Orientation diagnostique devant une douleur pelvienne aiguë.

__________________________________________________________________________________

B Examen clinique

Il doit rechercher en premier lieu des signes de gravité, car la douleur peut révéler une pathologie mettant en jeu le pronostic vital de la patiente, avant de rechercher la cause de la douleur.

1 Évaluation hémodynamique

Elle doit être effectuée dès la prise en charge initiale de la patiente. Une hémodynamique instable doit faire évoquer un hémopéritoine important. Si l’état clinique de la patiente le permet, une confirmation échographique en urgence doit être réalisée. Sinon, une indication de chirurgie en urgence doit être posée pour traiter un hémopéritoine massif (rupture hémorragique de kyste ovarien, rupture de GEU). La tachycardie précède la chute de la pression artérielle et doit être considérée comme un élément de gravité.

2 Palpation abdominale

Les signes d’irritation péritonéale, la présence d’une défense ou d’une douleur de rebond ne sont pas spécifiques. En cas de test de grossesse positif, cela doit orienter en priorité vers une rupture de GEU avec hémopéritoine et peut justifier une prise en charge chirurgicale en urgence.

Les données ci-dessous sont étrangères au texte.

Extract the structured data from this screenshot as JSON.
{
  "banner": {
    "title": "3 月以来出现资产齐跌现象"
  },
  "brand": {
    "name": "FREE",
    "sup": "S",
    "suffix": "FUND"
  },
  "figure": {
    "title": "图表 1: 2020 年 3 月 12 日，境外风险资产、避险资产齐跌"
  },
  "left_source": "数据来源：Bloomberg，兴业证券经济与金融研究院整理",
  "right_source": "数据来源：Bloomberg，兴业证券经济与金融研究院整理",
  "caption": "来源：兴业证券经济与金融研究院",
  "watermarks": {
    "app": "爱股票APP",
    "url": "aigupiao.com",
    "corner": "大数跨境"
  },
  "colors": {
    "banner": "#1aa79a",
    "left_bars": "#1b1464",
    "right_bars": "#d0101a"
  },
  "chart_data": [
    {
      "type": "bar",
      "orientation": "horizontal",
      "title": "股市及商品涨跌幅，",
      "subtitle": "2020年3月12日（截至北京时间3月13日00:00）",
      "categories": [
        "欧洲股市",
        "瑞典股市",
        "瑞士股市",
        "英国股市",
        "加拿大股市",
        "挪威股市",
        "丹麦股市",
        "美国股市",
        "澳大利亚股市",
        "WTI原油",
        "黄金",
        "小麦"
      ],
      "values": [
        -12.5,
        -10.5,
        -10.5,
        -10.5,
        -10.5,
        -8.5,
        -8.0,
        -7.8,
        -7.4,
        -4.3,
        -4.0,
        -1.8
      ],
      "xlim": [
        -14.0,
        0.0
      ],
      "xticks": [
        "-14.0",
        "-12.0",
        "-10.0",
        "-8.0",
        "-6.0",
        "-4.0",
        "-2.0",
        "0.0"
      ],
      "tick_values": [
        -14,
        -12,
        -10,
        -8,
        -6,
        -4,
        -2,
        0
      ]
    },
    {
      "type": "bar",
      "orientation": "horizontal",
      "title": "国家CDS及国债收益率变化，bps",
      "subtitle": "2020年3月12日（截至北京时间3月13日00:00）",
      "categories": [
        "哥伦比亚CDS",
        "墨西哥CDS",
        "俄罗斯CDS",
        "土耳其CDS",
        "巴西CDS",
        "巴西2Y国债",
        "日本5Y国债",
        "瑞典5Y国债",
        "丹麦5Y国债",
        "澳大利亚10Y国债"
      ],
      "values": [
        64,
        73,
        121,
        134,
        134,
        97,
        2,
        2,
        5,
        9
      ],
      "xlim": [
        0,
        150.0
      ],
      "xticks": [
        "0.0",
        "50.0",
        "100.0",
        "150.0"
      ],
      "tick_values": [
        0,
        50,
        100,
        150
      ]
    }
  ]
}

En cas de pathologie annexielle, une torsion doit être évoquée en premier lieu.

Dans un contexte d’IGH, ces signes doivent orienter vers une forme compliquée (ATO, pelvipéritonite). En cas de latéralisation à droite, on cherchera une appendicite aiguë.

3 Examen gynécologique

L’examen au spéculum recherche des leucorrhées et/ou métrorragies (cf. signes associés). Des leucorrhées et/ou une cervicite doivent faire évoquer une IGH mais peuvent être absents ; l’IGH peut également être masquée par des métrorragies retrouvées chez près de la moitié des patientes présentant une IGH.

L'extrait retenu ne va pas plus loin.